Yes, and I have version 2.3.18 installed, which is newer. So why does it insist on installing the latest version (4.0.0)?



> You should install bundler sysutils/rubygem-bundler and simply run `# bundle install`


I might have a go with that.



> However, I recommend to setup and use rvm (you'll need to install archivers/gtar and shells/bash to easily install it).
> 
> With rvm you can setup any ruby you want locally and then install any gems required for specific project. Read more about rvm at it's homepage.



The problem is that I have to use Ruby Enterprise Edition. I had to build a custom port for it to install properly. The custom port is basically a repo-copy of the existing lang/ruby18 with some modifications. Would RVM be able to handle that?

I have tested this with the 'standard' ruby18 that's in the ports and the issue is exactly the same. So I know it's not a problem specific to the enterprise edition.


----------



## graudeejs (Jul 25, 2013)

SirDice said:
			
		

> Yes, and I have version 2.3.18 installed, which is newer. So why does it insist on installing the latest version (4.0.0)?


2.3.18 is older than latest. If you use gem to install gems, then it'll try to get the latest version of dependencies (I guess). Perhaps some dependency requires a later version than you have. That's where bundler steps in; it should resolve all these problems.



			
				SirDice said:
			
		

> The problem is that I have to use Ruby Enterprise Edition. I had to build a custom port for it to install properly. The custom port is basically a repo-copy of the existing lang/ruby18 with some modifications. Would rvm be able to handle that?
> 
> I have tested this with the 'standard' ruby18 that's in the ports and the issue is exactly the same. So I know it's not a problem specific to the enterprise edition.



I don't know. I only used standard Ruby.


----------



## graudeejs (Jul 26, 2013)

Any updates on this?


----------



## SirDice (Jul 29, 2013)

Ah, yes. This particular problem with acts-as-audited is fixed. Client managed to install the module into the websites itself. I didn't even know that was possible. I did manage to get all the other gems installed, with the versions required. 

Oddly enough Rails seems to have several similar dependencies but accepts them as expected. If it, for example, requires somegem to be at least version 1.0 it'll happily accept 1.1 if it's already installed. Even if 2.0 is the latest version that's available. If there's nothing installed it'll install the latest version. But if 1.1 is already installed it'll use that. Most of the gems I've handled behave this way. The only exception was acts-as-audited. 

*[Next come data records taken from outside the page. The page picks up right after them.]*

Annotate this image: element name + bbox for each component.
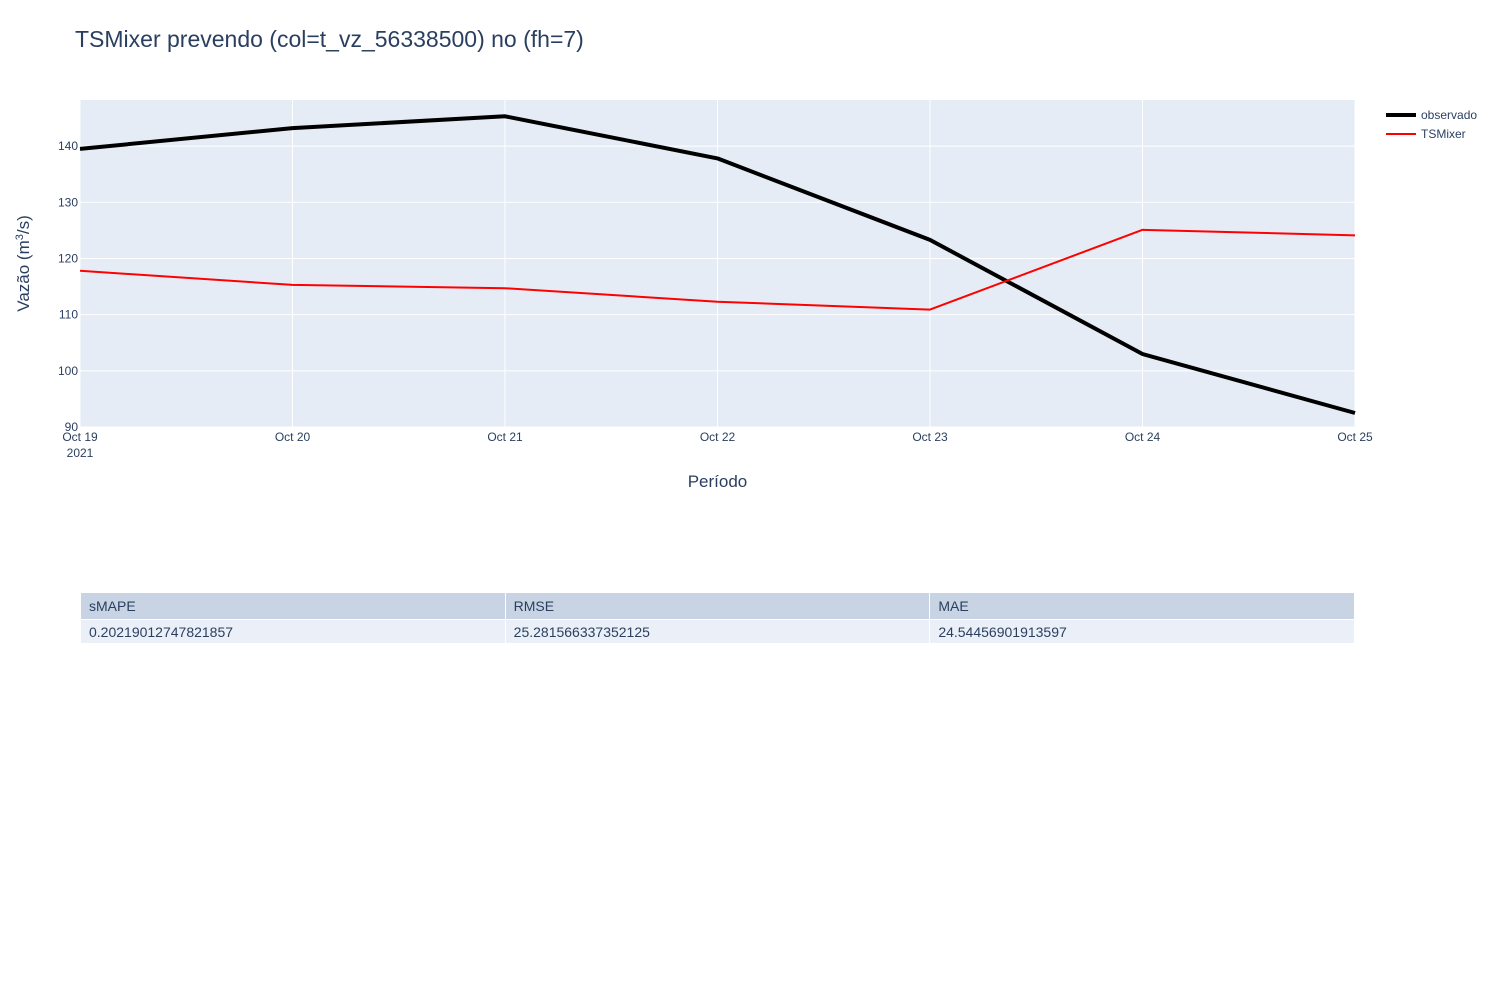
x-axis-ticks: Oct 19 Oct 20 Oct 21 Oct 22 Oct 23 Oct 24 Oct … [62, 430, 1373, 460]
x-tick-label: Oct 22 [700, 430, 736, 444]
x-tick-year-label: 2021 [67, 446, 94, 460]
metrics-table: sMAPE RMSE MAE 0.20219012747821857 25.28… [80, 592, 1355, 644]
x-tick-label: Oct 21 [487, 430, 523, 444]
x-axis-title: Período [688, 472, 748, 491]
y-tick-label: 100 [58, 364, 78, 378]
y-tick-label: 110 [59, 308, 78, 322]
header-mae: MAE [929, 592, 1355, 620]
legend-label: TSMixer [1421, 127, 1466, 141]
cell-mae: 24.54456901913597 [929, 619, 1355, 644]
x-tick-label: Oct 24 [1125, 430, 1161, 444]
y-tick-label: 130 [58, 195, 78, 209]
x-tick-label: Oct 25 [1337, 430, 1373, 444]
legend: observado TSMixer [1386, 108, 1477, 141]
table-row: 0.20219012747821857 25.281566337352125 2… [80, 619, 1355, 644]
header-smape: sMAPE [80, 592, 506, 620]
line-chart: 90100110120130140 Oct 19 Oct 20 Oct 21 Oct … [14, 100, 1477, 491]
y-axis-ticks: 90100110120130140 [58, 139, 78, 434]
cell-rmse: 25.281566337352125 [504, 619, 931, 644]
y-tick-label: 140 [58, 139, 78, 153]
header-rmse: RMSE [504, 592, 931, 620]
legend-label: observado [1421, 108, 1477, 122]
x-tick-label: Oct 23 [912, 430, 948, 444]
cell-smape: 0.20219012747821857 [80, 619, 506, 644]
y-axis-title: Vazão (m3/s) [14, 215, 33, 312]
y-tick-label: 120 [58, 251, 78, 265]
x-tick-label: Oct 19 [62, 430, 98, 444]
metrics-header-row: sMAPE RMSE MAE [80, 592, 1355, 620]
x-tick-label: Oct 20 [275, 430, 311, 444]
y-axis-title-main: Vazão (m [14, 240, 33, 312]
y-axis-title-tail: /s) [14, 215, 33, 234]
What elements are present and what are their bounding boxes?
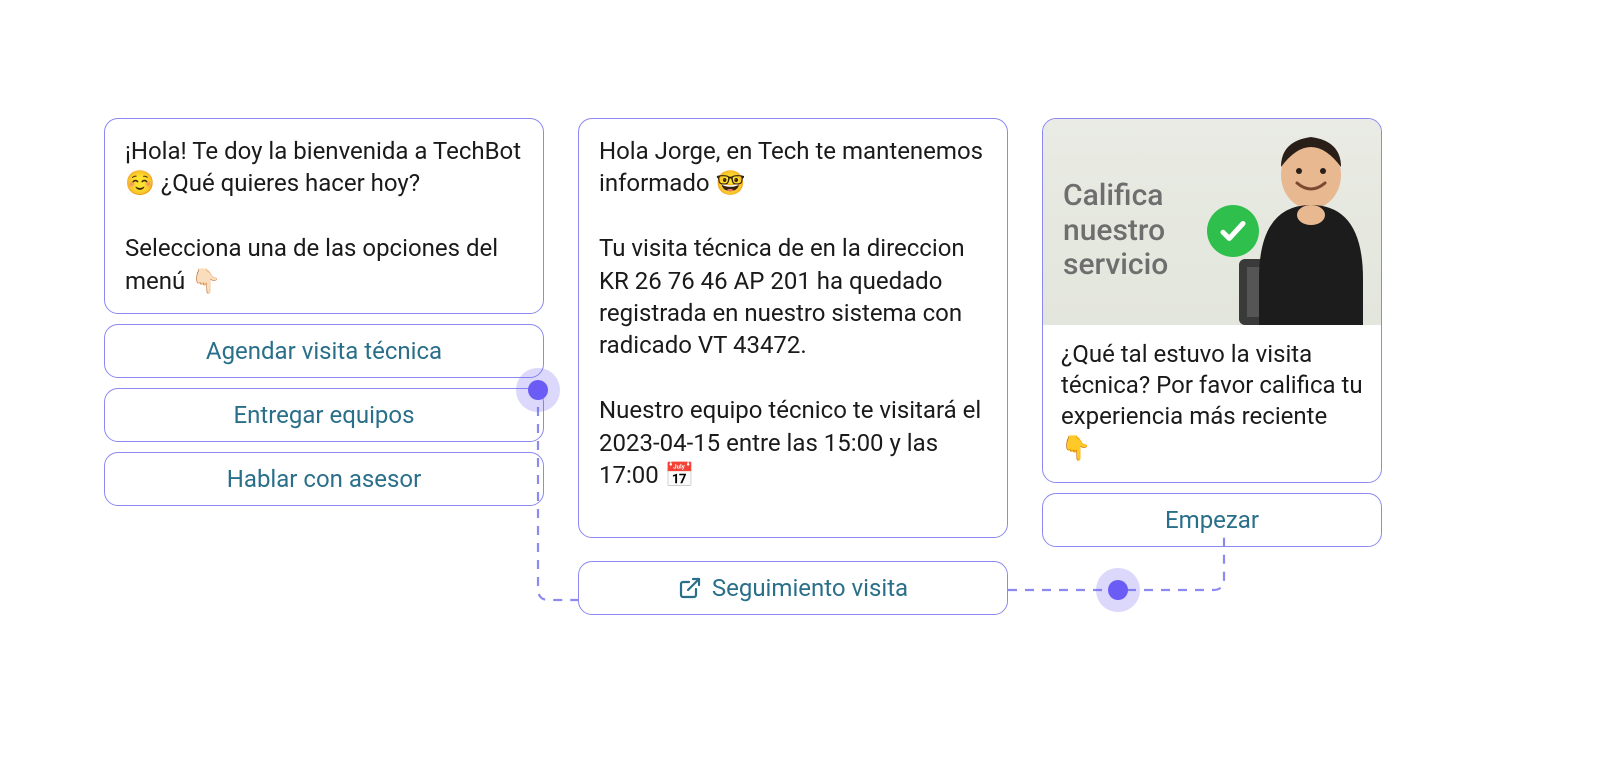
flow-anchor-dot [1108, 580, 1128, 600]
technician-illustration [1219, 119, 1375, 325]
option-label: Hablar con asesor [227, 465, 421, 493]
confirmation-node: Hola Jorge, en Tech te mantenemos inform… [578, 118, 1008, 548]
option-start-rating[interactable]: Empezar [1042, 493, 1382, 547]
rating-card-image-caption: Califica nuestro servicio [1063, 179, 1168, 283]
option-label: Entregar equipos [234, 401, 415, 429]
confirmation-message: Hola Jorge, en Tech te mantenemos inform… [578, 118, 1008, 538]
rating-card-text: ¿Qué tal estuvo la visita técnica? Por f… [1043, 325, 1381, 482]
rating-card: Califica nuestro servicio [1042, 118, 1382, 483]
chatbot-flow-diagram: ¡Hola! Te doy la bienvenida a TechBot ☺️… [0, 0, 1600, 763]
option-return-equipment[interactable]: Entregar equipos [104, 388, 544, 442]
welcome-node: ¡Hola! Te doy la bienvenida a TechBot ☺️… [104, 118, 544, 516]
option-label: Seguimiento visita [712, 574, 908, 602]
external-link-icon [678, 576, 702, 600]
option-label: Agendar visita técnica [206, 337, 442, 365]
rating-card-image: Califica nuestro servicio [1043, 119, 1381, 325]
welcome-message: ¡Hola! Te doy la bienvenida a TechBot ☺️… [104, 118, 544, 314]
option-label: Empezar [1165, 506, 1259, 534]
option-schedule-visit[interactable]: Agendar visita técnica [104, 324, 544, 378]
option-follow-visit[interactable]: Seguimiento visita [578, 561, 1008, 615]
option-talk-to-agent[interactable]: Hablar con asesor [104, 452, 544, 506]
rating-node: Califica nuestro servicio [1042, 118, 1382, 557]
flow-anchor-dot [528, 380, 548, 400]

If you have multiple ruby versions (as I need to have) gem-sane-binary seems to work wonders. It'll look specifically at the version of ruby that's running to keep references to other gems working correctly. It culled a lot of the weird and wonderful warnings I had previously. FreeBSD also made life a little easier as the ports system installs 1.8 and 1.9 neatly besides each other. I took full advantage of that. So I know none of the default ruby19 gems I installed using ports will interfere with the gem stuff I installed using the enterprise edition :beer

Everything is currently installing perfectly using puppet. The whole web server pretty much installs by itself. My custom enterprise edition packages are neatly fetched and installed. All the right versions of all the gems are installed automatically too. Not sure yet if the sites actually run on it. But I am optimistic though, with the few minor tests I did I'm not getting any errors or warnings and everything appears to be working. I'd say, make it so! :h


----------



## graudeejs (Jul 30, 2013)

If your app has tests, I encourage you to run them (requires test environment).


----------



## expl (Jul 30, 2013)

graudeejs said:
			
		

> If your app has tests, I encourage you to run them (requires test environment).



It's a crappy app if it does not have any custom tests, should encourage your client/developers to add them if so.


----------